社会が繁栄するためには安全が必要である。マドリッド(2004年)、ロンドン(2005年)やボストン(2013年)での惨事で嫌というほど浮き彫りになったように、テロは欧州、そして世界にとって現実的な脅威である。即席爆発装置(IED)を用いた攻撃は頻繁にニュースで取り上げられ、テロ攻撃の60%超にこのような爆発物が使用されている。

レーザーにより爆発物の原子・分子の構造を正確に特定することができるようになったため、OPTIXが採用している装置は、車両、手荷物や遮光性容器など、視野に入ったあらゆる物体を離れた場所から迅速にスキャンし、微量残留物を検出することができる。爆発物を扱ったり運搬したりする際には、ほぼ必ず痕跡が残る。すなわち、爆発物を扱った人物の手やこのような人物が触れた物だけでなく、運搬具の表面にも残留物が付着しているのである。
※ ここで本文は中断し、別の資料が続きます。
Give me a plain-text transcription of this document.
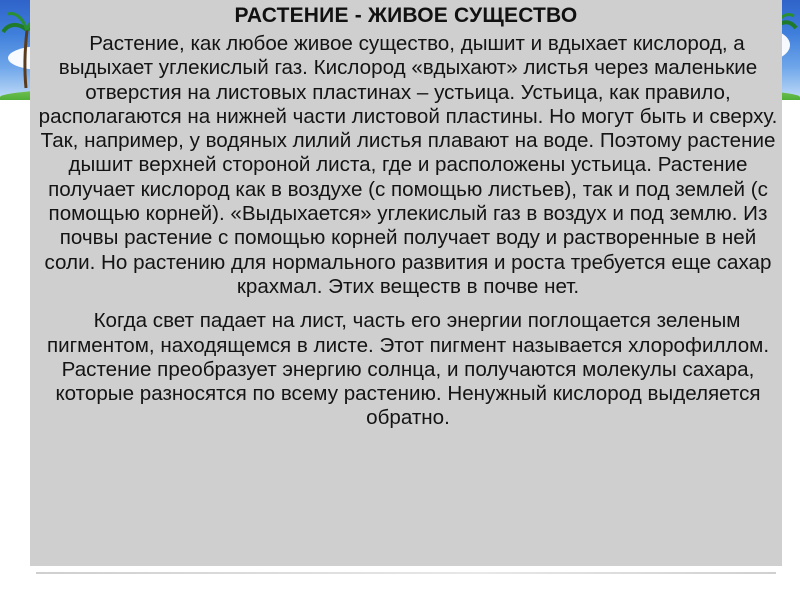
РАСТЕНИЕ - ЖИВОЕ СУЩЕСТВО

Растение, как любое живое существо, дышит и вдыхает кислород, а выдыхает углекислый газ. Кислород «вдыхают» листья через маленькие отверстия на листовых пластинах – устьица. Устьица, как правило, располагаются на нижней части листовой пластины. Но могут быть и сверху. Так, например, у водяных лилий листья плавают на воде. Поэтому растение дышит верхней стороной листа, где и расположены устьица. Растение получает кислород как в воздухе (с помощью листьев), так и под землей (с помощью корней). «Выдыхается» углекислый газ в воздух и под землю. Из почвы растение с помощью корней получает воду и растворенные в ней соли. Но растению для нормального развития и роста требуется еще сахар крахмал. Этих веществ в почве нет.

Когда свет падает на лист, часть его энергии поглощается зеленым пигментом, находящемся в листе. Этот пигмент называется хлорофиллом. Растение преобразует энергию солнца, и получаются молекулы сахара, которые разносятся по всему растению. Ненужный кислород выделяется обратно.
EUから240万ユーロの資金援助を受けているOPTIXコンソーシアムは、欧州市民の安全と生活の質の向上を目的として欧州委員会が支援している数々のセキュリティ・プロジェクトの1つである。2013年末までに、EUが資金提供を行うさまざまなプログラムが、45カ国から1,500人以上が参加する250件を超えるセキュリティ研究プロジェクトを助成することになる。セキュリティ関連の研究に対する財政的支援は、様々なテーマを対象にしてほどなく開始される、EUの多年度研究プログラム「ホライズン2020」(2014~2020年)の下で今後も引き続き行われる予定である。